On Windows devices, EZCMS requires elevated privileges to launch and interact with your hardware security keys. This means at application launch users will be prompted to run the application with administrator privileges. However, not all organizations provide administrator privileges to their users and instead run as a standard user for day-to-day operations.
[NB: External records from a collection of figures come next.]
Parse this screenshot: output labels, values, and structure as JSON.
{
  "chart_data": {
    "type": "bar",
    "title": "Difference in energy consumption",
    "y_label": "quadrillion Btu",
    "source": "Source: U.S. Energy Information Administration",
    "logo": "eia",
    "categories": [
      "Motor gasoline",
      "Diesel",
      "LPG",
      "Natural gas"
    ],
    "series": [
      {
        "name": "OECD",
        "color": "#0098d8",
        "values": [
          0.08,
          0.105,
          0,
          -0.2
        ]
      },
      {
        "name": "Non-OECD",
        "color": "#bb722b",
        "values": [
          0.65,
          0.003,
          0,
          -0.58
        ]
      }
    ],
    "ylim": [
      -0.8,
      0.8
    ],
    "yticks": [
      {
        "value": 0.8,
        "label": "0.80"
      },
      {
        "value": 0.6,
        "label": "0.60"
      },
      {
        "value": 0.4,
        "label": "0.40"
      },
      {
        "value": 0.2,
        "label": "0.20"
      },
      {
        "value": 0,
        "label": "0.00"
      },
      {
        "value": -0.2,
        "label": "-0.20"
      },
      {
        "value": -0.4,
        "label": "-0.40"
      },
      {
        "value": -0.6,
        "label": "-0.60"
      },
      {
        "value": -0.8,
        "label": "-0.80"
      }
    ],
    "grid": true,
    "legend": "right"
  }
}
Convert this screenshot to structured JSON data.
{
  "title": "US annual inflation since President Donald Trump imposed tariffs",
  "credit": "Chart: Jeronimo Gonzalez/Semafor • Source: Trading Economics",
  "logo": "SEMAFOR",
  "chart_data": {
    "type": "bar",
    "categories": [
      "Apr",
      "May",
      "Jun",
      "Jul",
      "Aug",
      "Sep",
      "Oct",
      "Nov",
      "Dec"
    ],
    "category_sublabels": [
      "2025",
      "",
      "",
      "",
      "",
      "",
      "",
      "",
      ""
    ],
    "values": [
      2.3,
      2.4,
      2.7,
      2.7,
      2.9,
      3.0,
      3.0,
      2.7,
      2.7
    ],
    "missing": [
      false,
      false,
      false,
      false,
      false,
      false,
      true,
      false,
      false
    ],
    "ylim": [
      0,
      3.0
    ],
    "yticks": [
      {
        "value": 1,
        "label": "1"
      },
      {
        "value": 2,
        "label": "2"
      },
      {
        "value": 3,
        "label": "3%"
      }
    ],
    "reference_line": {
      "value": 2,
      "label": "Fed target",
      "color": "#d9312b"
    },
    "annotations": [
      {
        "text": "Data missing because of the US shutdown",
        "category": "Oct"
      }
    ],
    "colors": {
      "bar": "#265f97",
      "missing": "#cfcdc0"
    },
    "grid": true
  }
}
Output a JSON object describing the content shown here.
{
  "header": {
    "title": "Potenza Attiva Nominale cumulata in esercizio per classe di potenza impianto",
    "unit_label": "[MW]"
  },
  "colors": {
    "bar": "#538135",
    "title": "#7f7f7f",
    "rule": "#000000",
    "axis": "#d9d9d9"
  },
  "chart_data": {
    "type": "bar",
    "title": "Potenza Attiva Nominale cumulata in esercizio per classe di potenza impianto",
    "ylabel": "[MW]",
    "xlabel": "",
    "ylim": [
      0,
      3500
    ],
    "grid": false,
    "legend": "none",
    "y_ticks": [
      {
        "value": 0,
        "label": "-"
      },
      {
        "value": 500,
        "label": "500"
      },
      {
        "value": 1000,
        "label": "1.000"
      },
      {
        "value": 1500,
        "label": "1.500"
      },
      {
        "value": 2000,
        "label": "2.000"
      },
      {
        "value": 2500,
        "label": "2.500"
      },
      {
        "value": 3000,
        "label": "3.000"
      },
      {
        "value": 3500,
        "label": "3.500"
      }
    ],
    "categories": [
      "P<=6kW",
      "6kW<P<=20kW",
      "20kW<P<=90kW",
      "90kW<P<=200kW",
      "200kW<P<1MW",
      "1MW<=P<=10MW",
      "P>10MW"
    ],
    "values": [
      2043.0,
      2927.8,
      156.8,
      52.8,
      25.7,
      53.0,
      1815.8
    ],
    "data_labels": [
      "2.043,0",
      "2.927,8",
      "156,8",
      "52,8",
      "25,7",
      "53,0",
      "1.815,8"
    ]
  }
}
Intune Endpoint Privilege Management (EPM) is an Intune add-on which allows your users to run as standard, low-privilege users while still allowing them to run specific applications with elevated privileges when needed. If your organization uses Intune EPM, you can configure the EZCMS application to run with elevated privileges to allow your standard user accounts to use the application without needing to have administrator privileges all the time.

Follow these steps to configure the EZCMS application to run with elevated privileges using Intune Endpoint Privilege Management.

Prerequisites for Configuring Intune Endpoint Privilege Management

Before you can configure Intune Endpoint Privilege Management to allow the EZCMS application to run with elevated privileges, make sure you have the following prerequisites in place:

How to Configure Intune Endpoint Privilege Management for the EZCMS Application

By far the easiest way to configure Intune Endpoint Privilege Management to allow the EZCMS application to run with elevated privileges is to use the Automatic configuration option within Intune Endpoint Privilege Management.

  1. Using a standard user account on a device that has Intune Endpoint Privilege Management deployed, launch the EZCMS application. You will be prompted to allow the application to run with administrator privileges. Enter a business justification and click Send.

  2. Within the Elevation report in the Intune Admin Center, find the elevation event for the EZCMS application that you just sent and click on the File link within the details of the elevation event.

  3. Click + Create a rule with these file details to create a new Intune Endpoint Privilege Management rule for the EZCMS application with the correct file details automatically filled in.

    Screenshot of the Intune Admin Center showing the option to create a new Endpoint Privilege Management rule based on an elevation event.

  4. Follow the prompts to create the new Endpoint Privilege Management rule, ensuring that you set the elevation Type to User confirmed to allow users to run the EZCMS application with elevated privileges after confirming a prompt. Once you have completed the prompts, save the new rule.

    Screenshot of the Intune Admin Center showing the configuration options for creating a new Endpoint Privilege Management rule.